Ondine is an alternate spelling of Undine, a word that first appeared in the alchemical (let’s say pseudo scientific) writings of the 16th century Swiss physician Paracelsus. He is known as the “father of toxicology” and is famous for the expression “sola dosis facit venenum” or “only the dose makes the poison”. Basically, everything is poison if you take enough of it. You can die from drinking too much water for example. Anyway, in the alchemic world, he hypothesized that what were considered in his day to be the four classical elements: earth, water, air, and fire, were each inhabited by various spirits or creatures. These elemental spirits lived in the space of, but in a different reality than humans. The Ondines were the water spirits. Usually female in type, they were typically found near waterfalls, pools of water, and at or near the sea.

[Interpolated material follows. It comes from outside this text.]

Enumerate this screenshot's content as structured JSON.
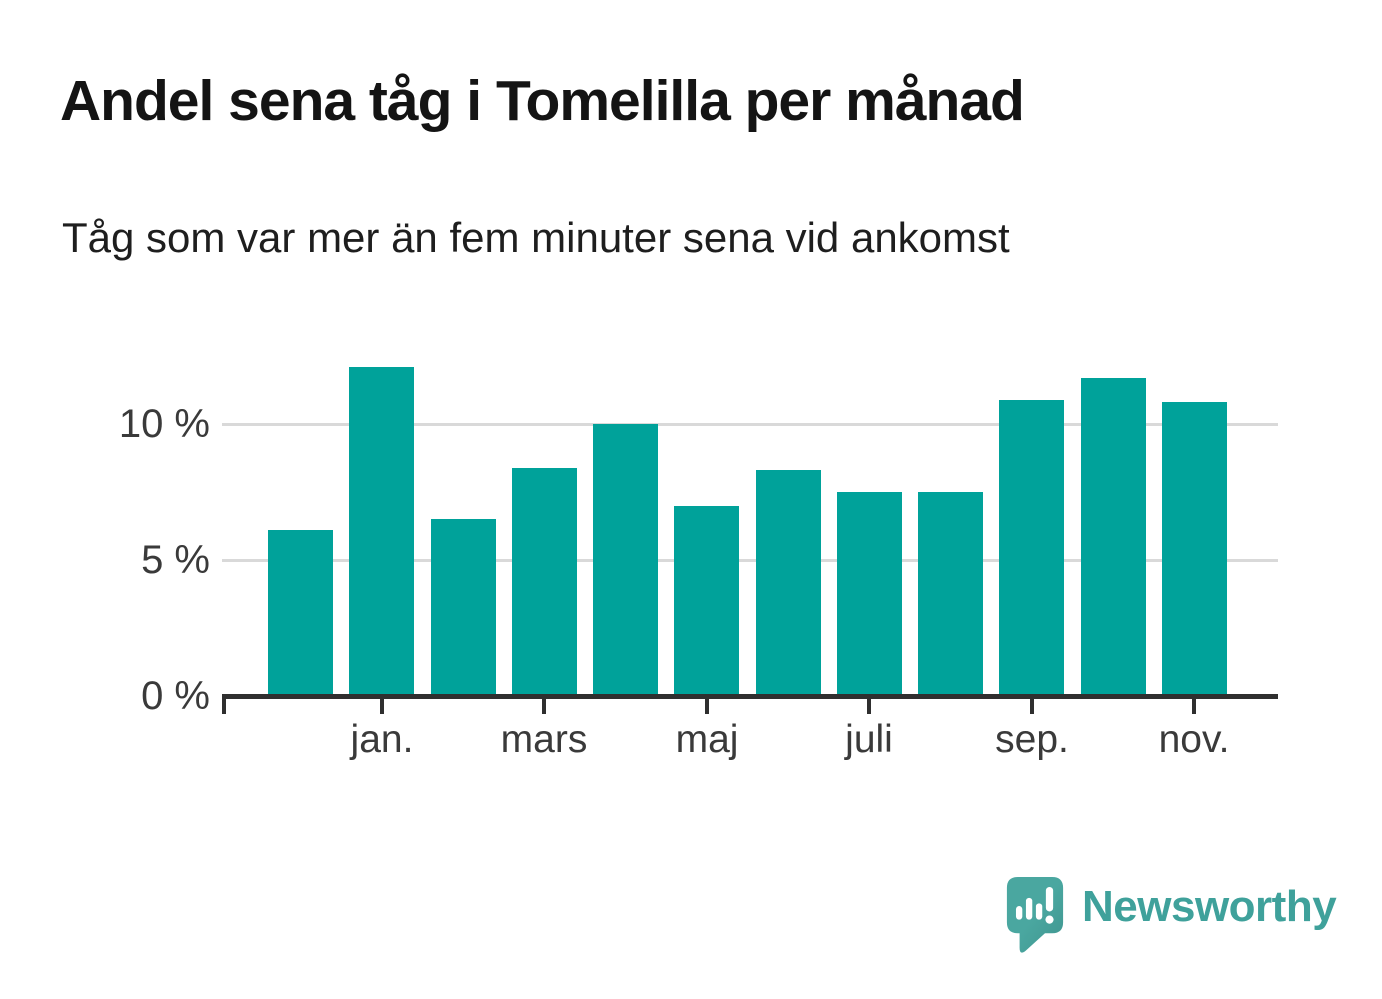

Nereides and Naiades are two members of the group. Many writers, artists, and others have developed these creatures over time. The modern day Mermaid is one such example. The loose and fantastic definition of the Ondines was like a blank canvas for Lalique’s own wonderfully artistic interpretations that are evident in the myriad of his objects featuring these mythical elemental beings.
Rene Lalique, France, Ondines Opalescent Bowl, c. 1921
Ondines opalescent bowl measures 8.125″ (21 cm.) Very good condition, minor surface scratches on bottom.
Signed Lalique, etched France. No repairs, no flea bites.
This piece was deaccessioned from the Indianapolis Museum of Art.